← Back to context

Comment by umairnadeem123

3 days ago

[dead]

Good point. Historically, people have thought that there is a interpretability vs quality/performance tax. This is not true; at least not in this case.

Here are a bunch of questions you can answer without any quality degradation with interpretable models: 1) what part of the input context led to the output chunk that the model generated? 2) what part of the training data led to the output chunk?

In this case, we go more invasive, and actually constrain the model to also use human understandable concepts in its representations. You might think this leads to quality trade-offs.

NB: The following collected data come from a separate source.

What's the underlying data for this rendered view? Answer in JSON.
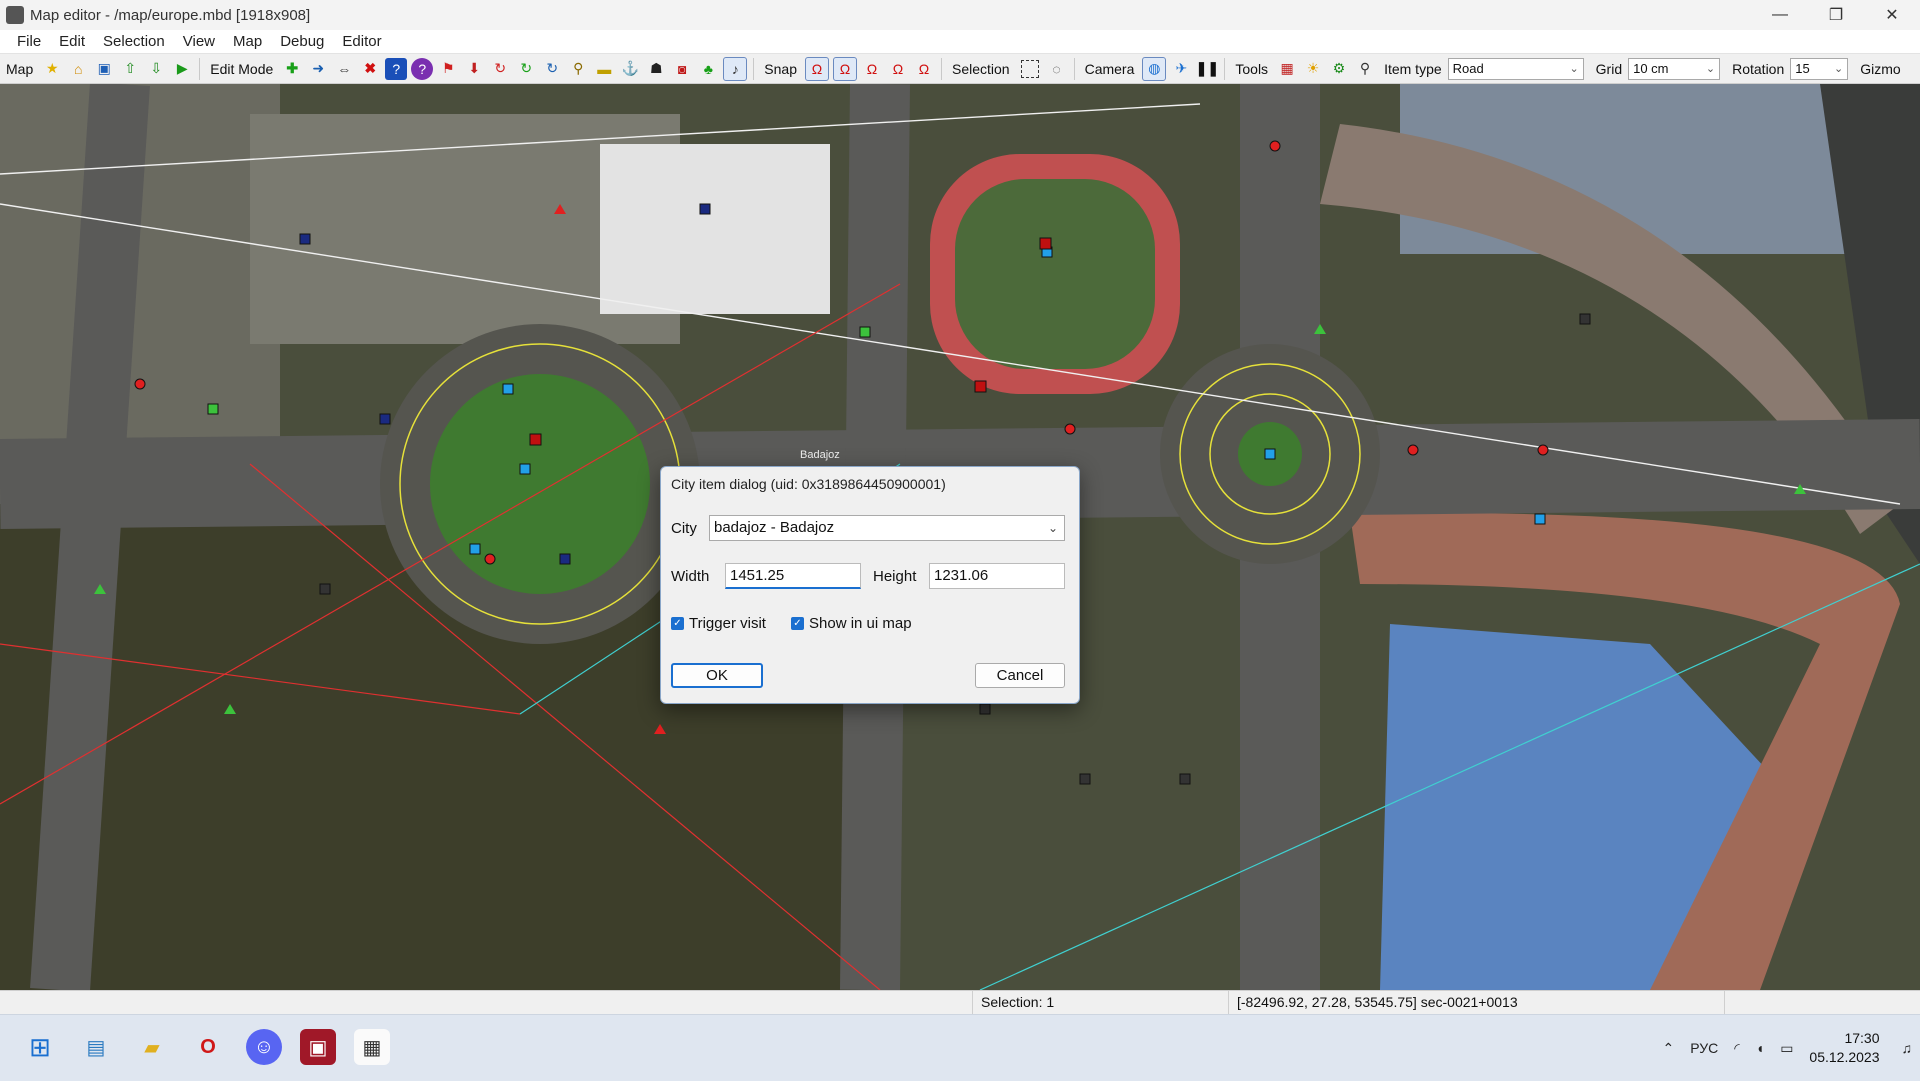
{
  "window": {
    "title": "Map editor - /map/europe.mbd [1918x908]",
    "controls": [
      "—",
      "❐",
      "✕"
    ]
  },
  "menu": [
    "File",
    "Edit",
    "Selection",
    "View",
    "Map",
    "Debug",
    "Editor"
  ],
  "toolbar": {
    "map_label": "Map",
    "edit_mode_label": "Edit Mode",
    "snap_label": "Snap",
    "selection_label": "Selection",
    "camera_label": "Camera",
    "tools_label": "Tools",
    "item_type_label": "Item type",
    "item_type_value": "Road",
    "grid_label": "Grid",
    "grid_value": "10 cm",
    "rotation_label": "Rotation",
    "rotation_value": "15",
    "gizmo_label": "Gizmo"
  },
  "icons": {
    "map_tools": [
      "star-icon",
      "house-icon",
      "save-icon",
      "upload-icon",
      "download-icon",
      "play-icon"
    ],
    "edit_tools": [
      "add-icon",
      "arrow-right-icon",
      "move-icon",
      "delete-icon",
      "help-icon",
      "question-icon",
      "flag-icon",
      "marker-icon",
      "rotate-icon",
      "refresh-icon",
      "redo-icon",
      "pin-icon",
      "sign-icon",
      "anchor-icon",
      "people-icon",
      "car-icon",
      "tree-icon",
      "sound-icon"
    ],
    "snap_tools": [
      "snap-1-icon",
      "snap-2-icon",
      "snap-3-icon",
      "snap-4-icon",
      "snap-5-icon"
    ],
    "selection_tools": [
      "rect-select-icon",
      "lasso-icon"
    ],
    "camera_tools": [
      "globe-icon",
      "bird-icon",
      "pause-icon"
    ],
    "misc_tools": [
      "palette-icon",
      "sun-icon",
      "gear-icon",
      "search-icon"
    ]
  },
  "map": {
    "city_label": "Badajoz"
  },
  "dialog": {
    "title": "City item dialog (uid: 0x3189864450900001)",
    "city_label": "City",
    "city_value": "badajoz - Badajoz",
    "width_label": "Width",
    "width_value": "1451.25",
    "height_label": "Height",
    "height_value": "1231.06",
    "trigger_visit_label": "Trigger visit",
    "trigger_visit_checked": true,
    "show_ui_map_label": "Show in ui map",
    "show_ui_map_checked": true,
    "ok_label": "OK",
    "cancel_label": "Cancel"
  },
  "status": {
    "selection": "Selection: 1",
    "coords": "[-82496.92, 27.28, 53545.75] sec-0021+0013"
  },
  "taskbar": {
    "apps": [
      "start-icon",
      "control-panel-icon",
      "folder-icon",
      "opera-icon",
      "discord-icon",
      "transport-app-icon",
      "map-editor-icon"
    ],
    "lang": "РУС",
    "time": "17:30",
    "date": "05.12.2023"
  },
  "colors": {
    "accent": "#1a6fd0",
    "road_lanes": "#e6e13a",
    "marker_red": "#e02020",
    "marker_blue": "#22a0e8",
    "marker_green": "#3cc23c"
  }
}
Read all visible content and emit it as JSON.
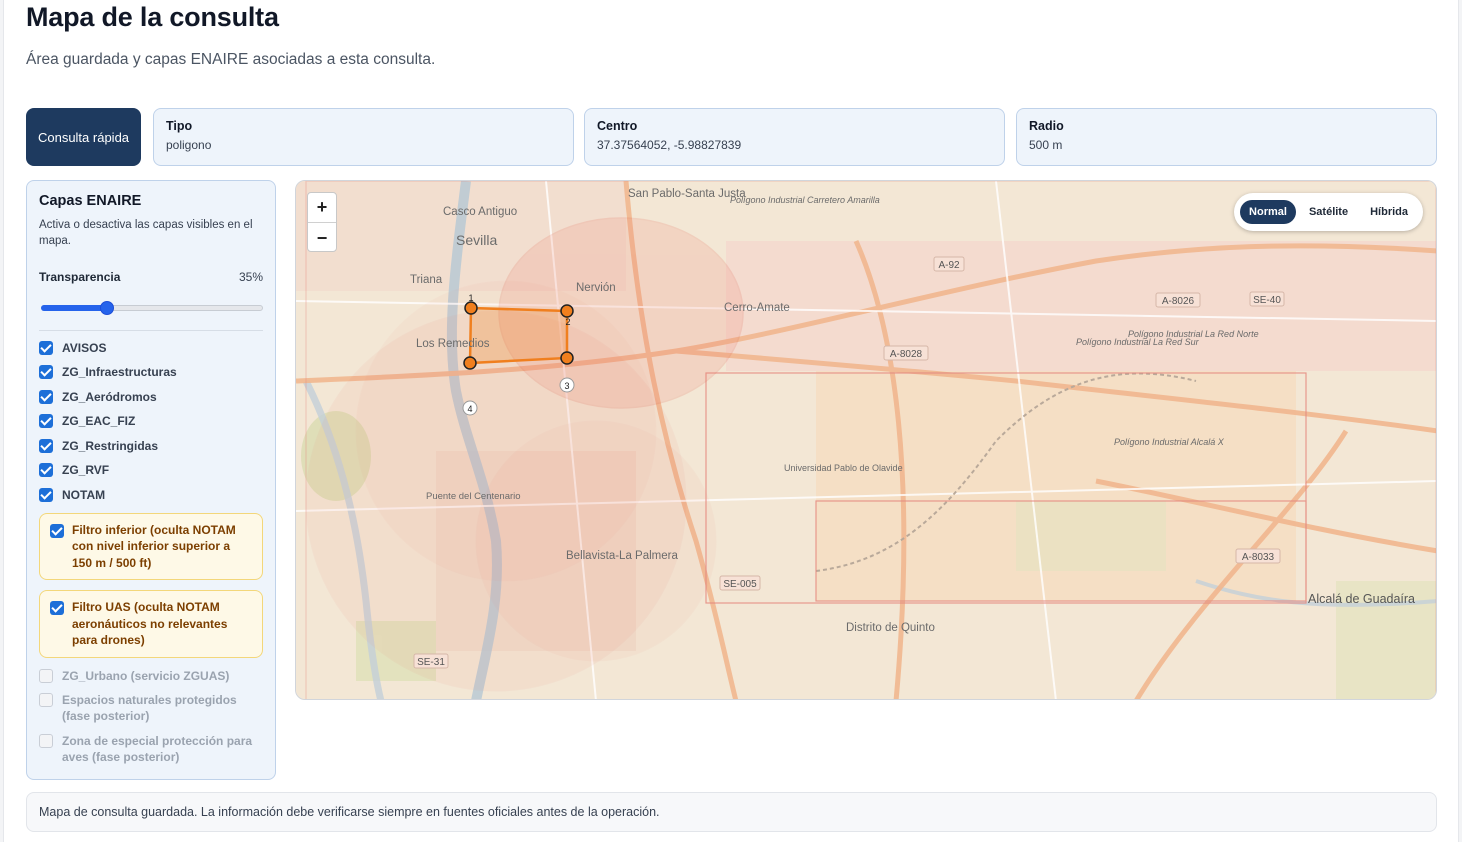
{
  "page": {
    "title": "Mapa de la consulta",
    "subtitle": "Área guardada y capas ENAIRE asociadas a esta consulta."
  },
  "summary": {
    "quick_button": "Consulta rápida",
    "cards": [
      {
        "label": "Tipo",
        "value": "poligono"
      },
      {
        "label": "Centro",
        "value": "37.37564052, -5.98827839"
      },
      {
        "label": "Radio",
        "value": "500 m"
      }
    ]
  },
  "sidebar": {
    "title": "Capas ENAIRE",
    "description": "Activa o desactiva las capas visibles en el mapa.",
    "transparency_label": "Transparencia",
    "transparency_value": "35%",
    "transparency_fraction": 0.3,
    "layers": [
      {
        "label": "AVISOS",
        "checked": true
      },
      {
        "label": "ZG_Infraestructuras",
        "checked": true
      },
      {
        "label": "ZG_Aeródromos",
        "checked": true
      },
      {
        "label": "ZG_EAC_FIZ",
        "checked": true
      },
      {
        "label": "ZG_Restringidas",
        "checked": true
      },
      {
        "label": "ZG_RVF",
        "checked": true
      },
      {
        "label": "NOTAM",
        "checked": true
      }
    ],
    "filters": [
      {
        "label": "Filtro inferior (oculta NOTAM con nivel inferior superior a 150 m / 500 ft)",
        "checked": true
      },
      {
        "label": "Filtro UAS (oculta NOTAM aeronáuticos no relevantes para drones)",
        "checked": true
      }
    ],
    "disabled_layers": [
      {
        "label": "ZG_Urbano (servicio ZGUAS)",
        "checked": false
      },
      {
        "label": "Espacios naturales protegidos (fase posterior)",
        "checked": false
      },
      {
        "label": "Zona de especial protección para aves (fase posterior)",
        "checked": false
      }
    ]
  },
  "map": {
    "zoom_in": "+",
    "zoom_out": "−",
    "basemap_options": [
      "Normal",
      "Satélite",
      "Híbrida"
    ],
    "basemap_selected": "Normal",
    "vertex_labels": [
      "1",
      "2",
      "3",
      "4"
    ],
    "place_labels": [
      "Casco Antiguo",
      "Sevilla",
      "Triana",
      "Los Remedios",
      "Nervión",
      "San Pablo-Santa Justa",
      "Cerro-Amate",
      "Bellavista-La Palmera",
      "Distrito de Quinto",
      "Alcalá de Guadaíra",
      "Universidad Pablo de Olavide",
      "Puente del Centenario",
      "Polígono Industrial La Red Sur",
      "Polígono Industrial La Red Norte",
      "Polígono Industrial Alcalá X",
      "Polígono Industrial Carretero Amarilla"
    ],
    "road_labels": [
      "A-92",
      "A-8026",
      "SE-40",
      "A-8028",
      "A-8033",
      "SE-005",
      "SE-31"
    ],
    "colors": {
      "polygon": "#f07f1e",
      "zone": "#e74c3c",
      "land": "#f2e8d7"
    }
  },
  "footer": {
    "note": "Mapa de consulta guardada. La información debe verificarse siempre en fuentes oficiales antes de la operación."
  }
}
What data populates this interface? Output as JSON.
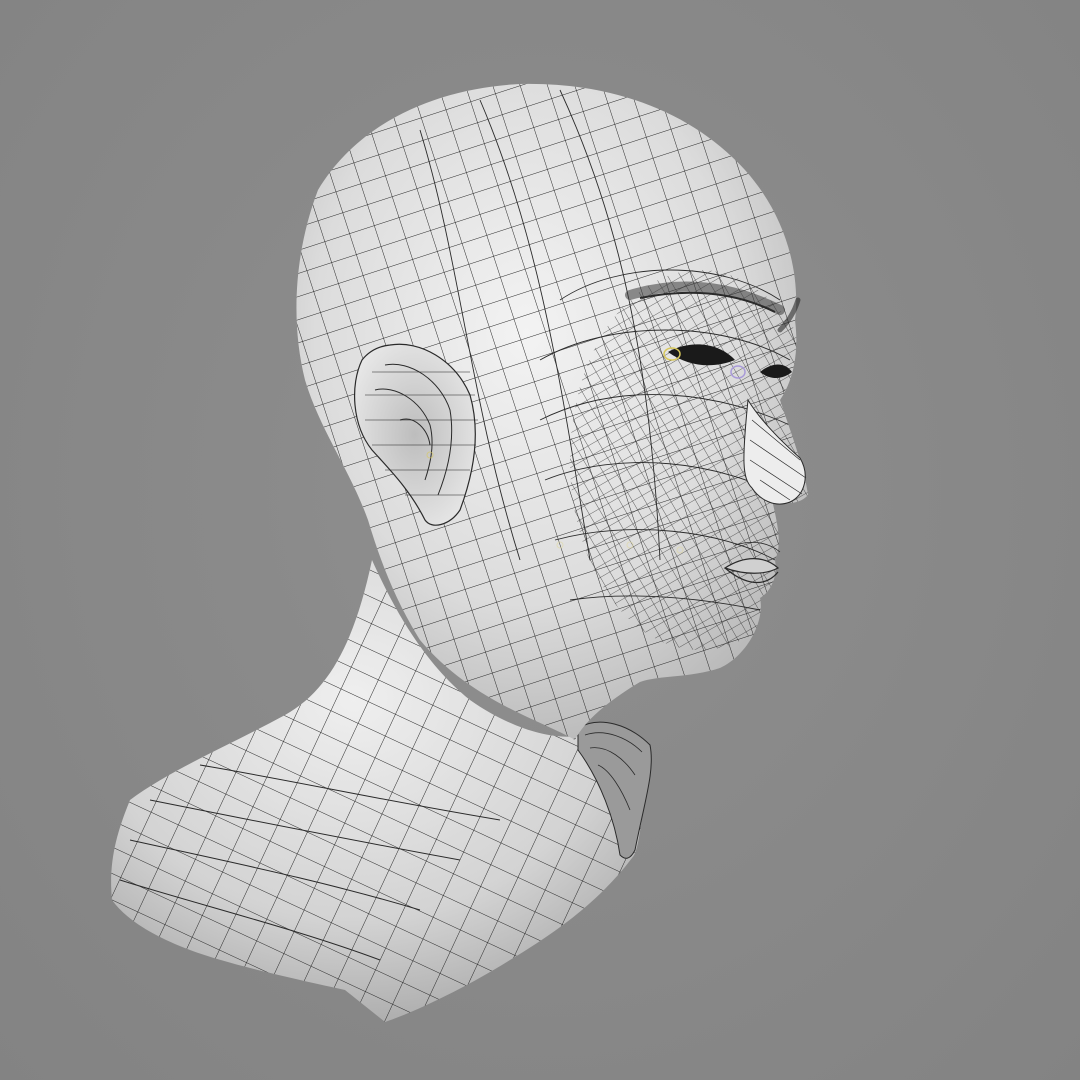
{
  "scene": {
    "background_color": "#8a8a8a",
    "model": {
      "name": "head-and-neck-wireframe-mesh",
      "surface_color": "#e6e6e6",
      "wire_color": "#1e1e1e"
    }
  }
}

However, if you allow for the model to discover its own concepts as well (as long as they are not duplicates of the concepts you provided it), you don't see huge degradation.

I agree with the other commenters that this now gives us a huge boost in debugging the model.

in the "Performance" section of the post: https://www.guidelabs.ai/post/steerling-8b-base-model-releas..., the authors show the model lags behind llama 8b but worth noting that llama 8b trained on > 2x more computes (see the FLOPs axis)

  • Thanks for pointing this out. LLama 3 8B was trained on ~15T tokens. The Qwen models on 15-18T tokens as well. We trained on 1.35T tokens, and are within shot of these models on benchmarks. We expect to, at the very minimum, match these models' performance when we scale our token budget.

    One side effect that we are excited about is that interpretable model training might make for a data efficient training process.